You’ll find the layout of the SpiritQuest Reference Library page to be clunky, but dig in and you will be rewarded with lots of useful information–like “An Ethnobotanical Perspective on Ayahuasca” by Richard Evans Schultes.
These are just two example of the valuable reading you’ll find available on the SpiritQuest Reference Library page, unearth the hidden gems waiting your discovery at the SpiritQuest Reference Library here: http://www.biopark.org/peru/Amazon-library-ethnobotany.html
Homepage of the Amazonian Great Medicine
This site bills itself as a, “A multidisciplinary project devoted to the Spirit Vine Ayahuasca.” There are multiple categories you can explore relating to yagé, including: the Amazon, a general introduction to aya, yajé inspired art and music, spiritual and healing dimensions, research studies on the medicine, and even, a community forum.

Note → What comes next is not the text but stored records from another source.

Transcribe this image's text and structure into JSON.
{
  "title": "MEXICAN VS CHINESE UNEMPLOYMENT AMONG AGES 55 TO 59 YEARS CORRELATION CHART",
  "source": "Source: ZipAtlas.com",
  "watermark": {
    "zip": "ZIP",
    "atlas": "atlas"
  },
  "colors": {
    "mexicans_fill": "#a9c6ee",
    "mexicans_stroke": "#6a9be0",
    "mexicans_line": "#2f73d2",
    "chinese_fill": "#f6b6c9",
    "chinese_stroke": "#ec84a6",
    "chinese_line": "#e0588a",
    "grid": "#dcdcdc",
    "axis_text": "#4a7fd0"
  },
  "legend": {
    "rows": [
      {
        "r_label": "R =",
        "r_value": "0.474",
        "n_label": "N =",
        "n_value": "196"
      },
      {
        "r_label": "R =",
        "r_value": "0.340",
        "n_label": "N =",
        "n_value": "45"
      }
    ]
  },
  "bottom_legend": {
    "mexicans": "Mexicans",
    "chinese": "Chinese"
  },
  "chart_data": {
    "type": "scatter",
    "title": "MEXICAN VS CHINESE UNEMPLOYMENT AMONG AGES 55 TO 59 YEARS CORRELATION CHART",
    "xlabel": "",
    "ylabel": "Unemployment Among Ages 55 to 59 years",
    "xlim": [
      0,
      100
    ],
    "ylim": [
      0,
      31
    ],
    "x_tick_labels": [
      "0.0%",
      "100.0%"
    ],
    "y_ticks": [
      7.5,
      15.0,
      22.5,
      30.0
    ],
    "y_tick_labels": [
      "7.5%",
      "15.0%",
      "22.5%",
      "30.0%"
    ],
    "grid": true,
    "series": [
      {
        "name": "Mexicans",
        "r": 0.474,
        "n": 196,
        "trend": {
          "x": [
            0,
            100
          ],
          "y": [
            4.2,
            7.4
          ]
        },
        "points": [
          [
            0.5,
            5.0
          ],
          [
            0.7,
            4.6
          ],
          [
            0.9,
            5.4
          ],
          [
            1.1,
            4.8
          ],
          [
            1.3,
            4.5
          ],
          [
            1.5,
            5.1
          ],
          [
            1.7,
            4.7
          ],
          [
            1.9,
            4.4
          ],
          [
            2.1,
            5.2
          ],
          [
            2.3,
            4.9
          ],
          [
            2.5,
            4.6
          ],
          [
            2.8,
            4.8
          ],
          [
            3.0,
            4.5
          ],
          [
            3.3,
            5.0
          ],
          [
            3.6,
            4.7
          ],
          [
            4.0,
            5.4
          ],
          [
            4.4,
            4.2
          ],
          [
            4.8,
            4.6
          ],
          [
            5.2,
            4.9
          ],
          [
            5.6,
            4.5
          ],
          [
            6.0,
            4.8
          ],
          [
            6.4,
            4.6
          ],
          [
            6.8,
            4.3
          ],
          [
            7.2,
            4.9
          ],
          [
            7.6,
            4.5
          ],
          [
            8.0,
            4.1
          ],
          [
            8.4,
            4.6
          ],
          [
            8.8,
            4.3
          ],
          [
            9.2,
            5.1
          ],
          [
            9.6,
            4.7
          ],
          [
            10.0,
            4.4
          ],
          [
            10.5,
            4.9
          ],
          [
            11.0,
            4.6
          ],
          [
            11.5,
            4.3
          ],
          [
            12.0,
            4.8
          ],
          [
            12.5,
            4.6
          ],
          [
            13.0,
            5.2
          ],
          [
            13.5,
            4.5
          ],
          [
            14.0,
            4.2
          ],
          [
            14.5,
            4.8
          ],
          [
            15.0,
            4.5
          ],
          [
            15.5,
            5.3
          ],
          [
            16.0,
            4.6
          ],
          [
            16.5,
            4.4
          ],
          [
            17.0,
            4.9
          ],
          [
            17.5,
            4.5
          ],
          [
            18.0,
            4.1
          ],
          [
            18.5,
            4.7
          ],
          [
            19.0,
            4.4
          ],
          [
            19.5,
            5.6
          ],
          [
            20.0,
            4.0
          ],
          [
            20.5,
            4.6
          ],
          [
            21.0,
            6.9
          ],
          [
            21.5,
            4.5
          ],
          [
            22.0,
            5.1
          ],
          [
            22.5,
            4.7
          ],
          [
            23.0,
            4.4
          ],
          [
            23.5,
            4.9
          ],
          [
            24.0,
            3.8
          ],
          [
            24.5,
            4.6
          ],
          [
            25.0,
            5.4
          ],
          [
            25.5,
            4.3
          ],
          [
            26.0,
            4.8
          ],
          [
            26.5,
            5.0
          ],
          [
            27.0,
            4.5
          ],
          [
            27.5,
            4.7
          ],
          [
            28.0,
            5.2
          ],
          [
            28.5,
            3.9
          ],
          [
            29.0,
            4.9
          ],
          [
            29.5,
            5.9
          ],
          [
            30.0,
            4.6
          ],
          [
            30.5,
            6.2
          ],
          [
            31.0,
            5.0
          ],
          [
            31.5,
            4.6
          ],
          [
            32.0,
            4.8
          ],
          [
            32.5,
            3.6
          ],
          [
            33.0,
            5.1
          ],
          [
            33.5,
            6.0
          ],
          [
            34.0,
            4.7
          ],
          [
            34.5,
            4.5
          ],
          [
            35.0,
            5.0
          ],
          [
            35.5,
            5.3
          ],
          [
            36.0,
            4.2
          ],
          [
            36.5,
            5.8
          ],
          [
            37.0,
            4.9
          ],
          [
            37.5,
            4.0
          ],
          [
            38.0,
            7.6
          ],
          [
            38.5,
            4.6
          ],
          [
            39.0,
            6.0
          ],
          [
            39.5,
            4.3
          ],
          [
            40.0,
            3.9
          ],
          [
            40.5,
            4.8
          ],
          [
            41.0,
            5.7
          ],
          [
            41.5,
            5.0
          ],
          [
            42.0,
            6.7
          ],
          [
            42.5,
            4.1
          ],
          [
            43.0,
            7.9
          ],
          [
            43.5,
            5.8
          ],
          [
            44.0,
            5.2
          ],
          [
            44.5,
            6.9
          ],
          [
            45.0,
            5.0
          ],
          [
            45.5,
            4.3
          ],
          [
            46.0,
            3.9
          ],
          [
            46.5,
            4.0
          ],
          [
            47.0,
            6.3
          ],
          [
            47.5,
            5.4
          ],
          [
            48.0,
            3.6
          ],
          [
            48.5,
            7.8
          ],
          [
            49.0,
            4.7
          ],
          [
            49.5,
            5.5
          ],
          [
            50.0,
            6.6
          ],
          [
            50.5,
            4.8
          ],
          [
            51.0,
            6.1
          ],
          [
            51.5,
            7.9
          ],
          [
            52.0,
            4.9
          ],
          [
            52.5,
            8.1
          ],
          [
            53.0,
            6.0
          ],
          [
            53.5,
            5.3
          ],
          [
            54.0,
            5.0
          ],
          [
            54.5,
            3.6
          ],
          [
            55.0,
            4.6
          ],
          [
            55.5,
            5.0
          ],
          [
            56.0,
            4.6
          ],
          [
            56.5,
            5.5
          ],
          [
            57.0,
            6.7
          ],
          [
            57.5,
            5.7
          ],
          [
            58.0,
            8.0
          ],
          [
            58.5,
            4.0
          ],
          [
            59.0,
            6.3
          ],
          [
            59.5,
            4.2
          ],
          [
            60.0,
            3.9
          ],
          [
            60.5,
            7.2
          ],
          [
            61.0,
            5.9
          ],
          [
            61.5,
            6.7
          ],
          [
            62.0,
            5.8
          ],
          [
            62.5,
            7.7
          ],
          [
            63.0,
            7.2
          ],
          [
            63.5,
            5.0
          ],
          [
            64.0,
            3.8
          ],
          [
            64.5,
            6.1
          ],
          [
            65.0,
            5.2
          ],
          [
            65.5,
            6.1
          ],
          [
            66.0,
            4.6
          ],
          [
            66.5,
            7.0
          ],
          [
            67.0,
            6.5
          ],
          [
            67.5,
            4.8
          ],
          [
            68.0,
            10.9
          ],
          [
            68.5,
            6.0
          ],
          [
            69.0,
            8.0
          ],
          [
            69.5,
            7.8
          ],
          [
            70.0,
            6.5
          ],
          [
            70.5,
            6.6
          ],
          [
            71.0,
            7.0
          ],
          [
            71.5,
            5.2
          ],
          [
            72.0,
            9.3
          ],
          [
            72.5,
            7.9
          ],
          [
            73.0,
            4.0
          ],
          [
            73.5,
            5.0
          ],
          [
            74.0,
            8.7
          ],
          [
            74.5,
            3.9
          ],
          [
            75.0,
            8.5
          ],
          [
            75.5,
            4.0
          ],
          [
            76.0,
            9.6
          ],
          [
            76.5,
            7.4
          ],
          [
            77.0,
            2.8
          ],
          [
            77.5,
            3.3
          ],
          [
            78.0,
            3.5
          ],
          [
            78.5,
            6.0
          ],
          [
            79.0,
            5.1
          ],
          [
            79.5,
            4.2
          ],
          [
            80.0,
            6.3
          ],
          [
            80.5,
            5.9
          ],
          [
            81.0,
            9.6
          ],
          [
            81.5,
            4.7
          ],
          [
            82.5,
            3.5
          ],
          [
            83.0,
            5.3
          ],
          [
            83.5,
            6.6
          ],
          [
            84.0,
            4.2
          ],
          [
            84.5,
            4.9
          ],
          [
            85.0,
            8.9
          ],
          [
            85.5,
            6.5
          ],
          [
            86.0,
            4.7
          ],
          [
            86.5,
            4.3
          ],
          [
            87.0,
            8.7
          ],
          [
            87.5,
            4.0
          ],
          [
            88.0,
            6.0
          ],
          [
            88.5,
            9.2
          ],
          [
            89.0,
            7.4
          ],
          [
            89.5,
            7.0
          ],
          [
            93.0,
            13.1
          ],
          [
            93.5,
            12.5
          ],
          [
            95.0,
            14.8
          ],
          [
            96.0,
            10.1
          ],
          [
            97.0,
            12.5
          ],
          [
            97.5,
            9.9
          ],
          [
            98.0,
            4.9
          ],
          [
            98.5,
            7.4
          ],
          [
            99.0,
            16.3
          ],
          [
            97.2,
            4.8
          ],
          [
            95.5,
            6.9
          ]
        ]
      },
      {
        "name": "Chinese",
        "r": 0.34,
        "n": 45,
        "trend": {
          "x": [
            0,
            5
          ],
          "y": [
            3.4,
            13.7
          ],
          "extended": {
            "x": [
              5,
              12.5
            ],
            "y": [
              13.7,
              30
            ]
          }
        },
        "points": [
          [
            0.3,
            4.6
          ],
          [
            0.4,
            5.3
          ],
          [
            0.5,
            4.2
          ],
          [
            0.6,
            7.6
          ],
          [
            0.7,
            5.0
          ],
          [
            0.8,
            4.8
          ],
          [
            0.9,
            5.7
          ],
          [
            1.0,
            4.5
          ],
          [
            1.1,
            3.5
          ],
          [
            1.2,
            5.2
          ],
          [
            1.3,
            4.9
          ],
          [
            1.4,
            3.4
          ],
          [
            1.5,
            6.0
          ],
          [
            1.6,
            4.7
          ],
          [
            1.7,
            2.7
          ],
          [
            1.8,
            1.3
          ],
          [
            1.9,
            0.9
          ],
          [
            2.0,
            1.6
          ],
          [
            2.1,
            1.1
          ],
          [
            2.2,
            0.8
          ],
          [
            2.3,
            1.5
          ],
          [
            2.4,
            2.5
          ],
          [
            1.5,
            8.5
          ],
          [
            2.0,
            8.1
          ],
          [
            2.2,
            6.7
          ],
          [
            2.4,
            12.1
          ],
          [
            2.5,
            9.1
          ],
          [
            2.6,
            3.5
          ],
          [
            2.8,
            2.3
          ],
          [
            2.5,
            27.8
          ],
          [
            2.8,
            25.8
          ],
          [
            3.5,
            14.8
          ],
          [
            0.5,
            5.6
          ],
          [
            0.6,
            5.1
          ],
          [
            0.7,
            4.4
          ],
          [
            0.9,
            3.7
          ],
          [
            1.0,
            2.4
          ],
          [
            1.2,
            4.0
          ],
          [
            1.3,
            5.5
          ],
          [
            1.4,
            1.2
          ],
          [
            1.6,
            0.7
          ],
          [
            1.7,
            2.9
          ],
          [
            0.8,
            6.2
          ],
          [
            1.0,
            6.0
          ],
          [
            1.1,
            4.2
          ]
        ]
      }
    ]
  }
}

Contributors to the yagé meme on this site include some well-known entheogenic explorers such as, Dennis McKenna, Steve Beyer and Morgan Maher.
One of the best things about this site, it is available in English, Dutch, German, Spanish, French and Portuguese; which goes to show, iowaska has been making inroads into cultures outside the Amazon and around the world.
Moreover, there is enough quality content and links on this site to keep you occupied for a few afternoons–you will find a good roundup of some Recipes, a collection of Hoasca .pdf articles, experience reports and an extensive link library to name a few of the highlights you are sure to find useful on this site.
Go deeper down the rabbit hole as you explore all that is available on the excellent resource that is www.ayahuasca-info.com.
Deoxy Ayahuasca and Shamanism
Deoxy.org–short for the deoxyribonucleic hyperdimension, which has been accumulating content since 1993–serves as a portal to many underground topics. With a depth and breadth of mind-bending quantity and quality–this site will pull you in, send you down some meandering pathways and leave you with a few new perspectives at the end of road.
The ayahuasca-shamanic focused page contains dozens of links to yagé themed articles; 214 unique videos about the psychedelic medicine, shamanism and icaros; links to audio files, where you can listen to icaros; and, more–you’re sure to uncover something you’ve never imagined here: http://deoxy.org/shaman.htm#aya.
No resource list can be complete without mentioning Wikipedia.
Wikipedia’s yagé page can serve as a starting point to get a general overview about the long history of iowaska. Yet, the real value Wikipedia offers you are the links provided in the notes and reference sections toward the bottom of the page.
At last count the section titled Documentary films about ayahuasca referenced 19 films that involve ayahuasca in some way.